The Flossmoor District 161 Board of Education voted to reclaim $1 million in taxes to avoid significant deficits or budget cuts over the next five years. It may consider the same approach next year.

The partial recapture of taxes abated through the 2025 Property Tax Relief Grant (PTRG) was a decision that the board has discussed in recent meetings. The board voted to keep taxes flat in recent years, including letting the more than $2 million 2024 PTRG completely fall off the district’s tax rolls last year.
Associate Superintendent Frances LaBella presented four options at the Nov. 17 Board of Education meeting. If the district raised the levy only in step with the consumer price index (CPI) and let the PTRG expire, it immediately would run a budget deficit. Under this strategy, the district would begin using millions of dollars in reserve funds to cover operating expenses each year.
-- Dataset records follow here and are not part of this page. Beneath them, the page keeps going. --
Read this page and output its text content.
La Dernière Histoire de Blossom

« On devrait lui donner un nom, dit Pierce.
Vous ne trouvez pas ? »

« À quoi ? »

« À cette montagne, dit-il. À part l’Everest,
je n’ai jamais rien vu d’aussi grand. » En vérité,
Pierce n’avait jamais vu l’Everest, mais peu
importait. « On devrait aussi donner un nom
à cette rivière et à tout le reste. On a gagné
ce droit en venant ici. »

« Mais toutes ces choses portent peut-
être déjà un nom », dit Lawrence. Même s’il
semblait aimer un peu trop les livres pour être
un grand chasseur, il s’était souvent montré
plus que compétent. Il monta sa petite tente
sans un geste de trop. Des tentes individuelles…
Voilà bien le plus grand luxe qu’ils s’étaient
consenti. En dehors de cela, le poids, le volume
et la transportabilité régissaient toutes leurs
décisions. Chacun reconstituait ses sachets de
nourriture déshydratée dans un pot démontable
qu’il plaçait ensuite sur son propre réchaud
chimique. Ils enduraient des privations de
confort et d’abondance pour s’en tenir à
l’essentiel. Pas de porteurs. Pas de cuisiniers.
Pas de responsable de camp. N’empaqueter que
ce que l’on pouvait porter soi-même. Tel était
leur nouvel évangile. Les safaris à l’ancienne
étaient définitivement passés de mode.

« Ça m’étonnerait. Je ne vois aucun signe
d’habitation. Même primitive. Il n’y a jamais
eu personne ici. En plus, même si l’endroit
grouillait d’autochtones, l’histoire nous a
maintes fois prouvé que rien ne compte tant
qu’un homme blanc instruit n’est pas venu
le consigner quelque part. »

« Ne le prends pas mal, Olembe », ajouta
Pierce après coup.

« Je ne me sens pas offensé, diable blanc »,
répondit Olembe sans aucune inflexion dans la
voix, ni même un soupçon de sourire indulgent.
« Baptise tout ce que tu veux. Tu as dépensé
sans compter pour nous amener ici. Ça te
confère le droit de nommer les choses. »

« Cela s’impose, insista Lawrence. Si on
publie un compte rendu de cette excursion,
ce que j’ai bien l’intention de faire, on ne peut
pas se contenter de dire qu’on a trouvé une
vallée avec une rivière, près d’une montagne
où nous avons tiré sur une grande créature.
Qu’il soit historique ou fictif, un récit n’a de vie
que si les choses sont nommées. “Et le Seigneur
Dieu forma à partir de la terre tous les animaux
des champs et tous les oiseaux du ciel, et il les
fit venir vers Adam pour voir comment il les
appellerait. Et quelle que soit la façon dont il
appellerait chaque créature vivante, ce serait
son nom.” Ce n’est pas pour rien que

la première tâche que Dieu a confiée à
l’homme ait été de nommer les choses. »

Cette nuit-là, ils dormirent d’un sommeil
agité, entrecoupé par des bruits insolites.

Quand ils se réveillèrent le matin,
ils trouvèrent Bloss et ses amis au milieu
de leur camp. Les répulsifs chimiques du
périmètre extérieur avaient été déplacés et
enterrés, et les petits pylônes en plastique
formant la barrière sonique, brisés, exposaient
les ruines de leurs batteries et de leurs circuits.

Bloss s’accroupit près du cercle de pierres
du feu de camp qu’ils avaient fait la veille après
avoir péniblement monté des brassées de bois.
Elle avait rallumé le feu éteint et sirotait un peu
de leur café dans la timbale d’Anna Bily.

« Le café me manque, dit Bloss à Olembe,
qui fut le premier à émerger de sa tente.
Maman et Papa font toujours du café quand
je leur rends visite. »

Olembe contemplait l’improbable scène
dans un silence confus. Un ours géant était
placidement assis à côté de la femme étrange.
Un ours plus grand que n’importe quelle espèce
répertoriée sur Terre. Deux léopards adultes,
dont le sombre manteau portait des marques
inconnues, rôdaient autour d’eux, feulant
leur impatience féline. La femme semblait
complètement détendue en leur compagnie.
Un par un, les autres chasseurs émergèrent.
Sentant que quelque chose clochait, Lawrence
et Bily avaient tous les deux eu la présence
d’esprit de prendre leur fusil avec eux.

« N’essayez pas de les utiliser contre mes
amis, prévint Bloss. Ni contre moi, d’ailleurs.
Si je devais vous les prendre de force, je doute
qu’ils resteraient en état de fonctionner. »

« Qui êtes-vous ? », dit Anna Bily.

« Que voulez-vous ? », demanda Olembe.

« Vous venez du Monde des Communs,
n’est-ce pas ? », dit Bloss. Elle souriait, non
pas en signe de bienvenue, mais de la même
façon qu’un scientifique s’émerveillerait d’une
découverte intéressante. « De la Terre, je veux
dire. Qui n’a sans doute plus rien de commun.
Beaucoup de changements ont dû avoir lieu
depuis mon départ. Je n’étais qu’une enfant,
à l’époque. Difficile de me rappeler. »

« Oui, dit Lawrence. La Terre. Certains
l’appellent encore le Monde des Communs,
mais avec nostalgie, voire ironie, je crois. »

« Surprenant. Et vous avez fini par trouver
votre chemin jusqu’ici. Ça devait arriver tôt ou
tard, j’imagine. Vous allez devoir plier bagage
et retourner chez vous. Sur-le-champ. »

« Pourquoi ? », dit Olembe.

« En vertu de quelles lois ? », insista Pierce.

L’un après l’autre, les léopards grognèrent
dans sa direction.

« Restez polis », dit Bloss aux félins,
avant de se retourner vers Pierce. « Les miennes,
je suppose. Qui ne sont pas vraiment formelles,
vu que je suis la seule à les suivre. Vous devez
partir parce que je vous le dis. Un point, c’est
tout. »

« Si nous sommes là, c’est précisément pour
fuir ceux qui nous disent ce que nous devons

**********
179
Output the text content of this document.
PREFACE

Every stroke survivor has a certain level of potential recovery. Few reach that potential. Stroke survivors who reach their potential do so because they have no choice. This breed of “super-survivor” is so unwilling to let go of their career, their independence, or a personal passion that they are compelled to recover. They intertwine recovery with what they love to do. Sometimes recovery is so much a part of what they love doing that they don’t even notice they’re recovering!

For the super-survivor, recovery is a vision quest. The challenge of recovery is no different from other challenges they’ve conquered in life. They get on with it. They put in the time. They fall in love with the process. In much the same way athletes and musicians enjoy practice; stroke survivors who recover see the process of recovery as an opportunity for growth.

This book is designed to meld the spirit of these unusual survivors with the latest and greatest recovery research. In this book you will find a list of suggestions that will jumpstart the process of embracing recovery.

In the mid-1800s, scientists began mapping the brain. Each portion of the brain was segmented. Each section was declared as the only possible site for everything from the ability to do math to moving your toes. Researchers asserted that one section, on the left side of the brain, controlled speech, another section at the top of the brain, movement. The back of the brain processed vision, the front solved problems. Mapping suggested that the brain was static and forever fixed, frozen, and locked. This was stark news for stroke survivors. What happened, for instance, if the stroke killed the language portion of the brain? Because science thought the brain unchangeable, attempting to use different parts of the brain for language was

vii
LaBella also presented the board with options to either recapture the entire $2 million abatement this year or only a portion of it. The fourth option, which the board approved, is to recapture $1 million plus CPI this year and another $1 million at this time next year, when the $2026 PTRG expires.
Though the motion eventually passed unanimously, board members voiced concerns over actions that would raise taxes at a time when homeowners might already be experiencing tough times.
Board Member Cameron Nelson explained that they have little control over the increases homeowners receive from other taxing bodies and stressed that the district has set ambitious goals that will be tough to meet if they have to cut the budget, including the goal of helping 90% of district students become proficient in reading, math and science.
“I’m sure Fran and [Superintendent Dana Smith] and everyone else will put in a heroic effort, but we will never meet our goals” without additional revenue, Nelson said. “We’re not going to hit that 90%. We’re not going to close the achievement gap. Can’t talk about things like pre-K. We just can’t.”
Nelson told board members another option was to go to voters with a referendum to ask for more money, rather than the strategy they were currently discussing.
“For those of you who have neighbors and friends who might consider this an unpopular decision, we have avoided that. We have worked within the dollar figures that have been available to us for years without increasing at all on taxpayers,” Nelson told his fellow board members.
According to information LaBella presented to the board, recapturing the $1 million this year could result in a tax increase of about $229 for a home with a fair market value of $250,000. Under the current plan, board members and administration will reevaluate the district’s financial position at this time next year to determine whether to recapture a portion of the 2026 PTRG before it rolls off the district’s books.